Manevî cephe himmetini hükûmet üzerinden çekmiş, semaya açılan ellerini kapamış, hüsranını arş-ı âlâya duyurmuştu. Bu net tavır, 14 Mayısı 15 Mayısa bağlayan gece sonlandı. …Ve biz, geri geldik!
Yafes’ten Mete’ye, Mete’den Atilla’ya, Atilla’dan Manas’a, Manas’tan Alpaslan’a, Alpaslan’dan Fatih’e, Fatih’ten Atatürk’e taşınan ölümsüz Türk devleti sancağının manevî hizmetçileri olarak birtakım önemli açıklamalar yapmak üzere bu makaleyi yazıyorum.

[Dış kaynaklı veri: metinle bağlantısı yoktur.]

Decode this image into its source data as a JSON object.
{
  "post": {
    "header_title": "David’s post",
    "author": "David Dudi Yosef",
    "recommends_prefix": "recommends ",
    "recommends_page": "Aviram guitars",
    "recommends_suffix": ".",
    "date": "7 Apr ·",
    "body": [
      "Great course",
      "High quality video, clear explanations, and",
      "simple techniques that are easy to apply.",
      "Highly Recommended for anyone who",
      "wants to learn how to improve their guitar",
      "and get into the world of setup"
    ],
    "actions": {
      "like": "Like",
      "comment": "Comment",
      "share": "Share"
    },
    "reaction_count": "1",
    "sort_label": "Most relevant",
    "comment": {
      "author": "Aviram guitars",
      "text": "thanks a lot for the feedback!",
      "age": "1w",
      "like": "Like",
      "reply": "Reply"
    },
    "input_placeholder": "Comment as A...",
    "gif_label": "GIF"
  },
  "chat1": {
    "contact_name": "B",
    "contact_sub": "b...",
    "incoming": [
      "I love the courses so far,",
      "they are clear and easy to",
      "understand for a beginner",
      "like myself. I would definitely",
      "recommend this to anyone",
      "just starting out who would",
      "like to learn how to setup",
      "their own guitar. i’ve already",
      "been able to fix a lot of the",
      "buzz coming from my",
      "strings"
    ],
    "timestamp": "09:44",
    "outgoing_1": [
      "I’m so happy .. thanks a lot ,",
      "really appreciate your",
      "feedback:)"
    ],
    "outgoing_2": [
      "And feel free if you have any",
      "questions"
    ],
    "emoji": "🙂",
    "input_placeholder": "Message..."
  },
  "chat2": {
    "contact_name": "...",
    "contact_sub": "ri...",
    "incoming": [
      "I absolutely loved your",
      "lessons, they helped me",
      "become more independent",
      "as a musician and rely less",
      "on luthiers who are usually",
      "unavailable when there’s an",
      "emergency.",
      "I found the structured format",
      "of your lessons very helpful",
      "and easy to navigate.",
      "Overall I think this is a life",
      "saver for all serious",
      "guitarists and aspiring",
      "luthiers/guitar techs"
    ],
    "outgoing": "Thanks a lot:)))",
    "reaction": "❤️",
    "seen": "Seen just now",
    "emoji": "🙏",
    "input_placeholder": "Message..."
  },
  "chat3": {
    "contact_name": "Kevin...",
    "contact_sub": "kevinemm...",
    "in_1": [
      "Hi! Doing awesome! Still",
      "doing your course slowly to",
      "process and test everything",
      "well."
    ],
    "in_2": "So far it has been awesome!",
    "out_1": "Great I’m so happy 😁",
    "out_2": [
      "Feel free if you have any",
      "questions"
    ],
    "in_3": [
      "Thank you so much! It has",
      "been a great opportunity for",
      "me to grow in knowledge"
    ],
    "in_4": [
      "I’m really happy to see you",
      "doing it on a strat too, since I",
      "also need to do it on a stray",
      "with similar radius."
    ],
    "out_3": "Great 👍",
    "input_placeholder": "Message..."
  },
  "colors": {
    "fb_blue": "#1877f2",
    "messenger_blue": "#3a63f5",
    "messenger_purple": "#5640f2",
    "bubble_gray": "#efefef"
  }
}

6 Şubat 2023 tarihinde ABD’nin saldırısı ile ülkemizin ortasında art arda 7 üzerinde üç büyük depremle vurulduk, yüzbinlerce şehit verdik. Bunu not ettik. Devlet, maalesef şu an karşılık verme gücü olmadığı için ve daha da önemlisi resmî ağızlarla böyle bir açıklama yaparsa siyasi kriz çıkacağı için ABD deprem silahıyla saldırdı diyemiyor. En fazla benim gibiler bu durumu off the record paylaşıyor. Önümüzdeki süreç, bir defa intikam sürecidir. Gerek dışarıda deprem saldırısının failleriyle yüzleşmek için gerekse içeride depremzedelere söven CHP-PKK-FETÖ-HDP zihniyetiyle hesaplaşmak için ince ince intikam alacağız! Her fırsatta söylediğim bir kural vardır; Türk devleti bir kurşunun bile intikamını alır ama sabırla alır, hesap yaparak alır, hiç acele etmez lâkin bugün değilse yarın mutlaka alır. ABD Ankara Büyükelçisinin yerinde olsaydım bu satırları dikkate alır, Washington’a raporlardım. Biz de ABD’yi er geç can evinden vuracağız!
Depremle birlikte iktidar olma umutları artan şer ittifakı, arkasına tüm Batı klübünü ve Batılı gizli servislerin maşası olan sosyal medya fitnecilerini alarak Türkiye Cumhuriyetinin varlığına meydan okumuştur. Yerel yönetimlerde özerklik demek ülkenin bölünmesi demektir, FETÖ’nün kaset montajı kumpasını Rusya ile ilişkilendirmek demek Türkiye’nin yeni Ukrayna olmasını istemek demektir. Bunlar gibi yığınla örnek gösterdi ki Türkiye Cumhuriyeti yüz yıl öncesinde olduğu gibi millî bir cephe oluşturup hainlere karşı pozisyon almalıdır.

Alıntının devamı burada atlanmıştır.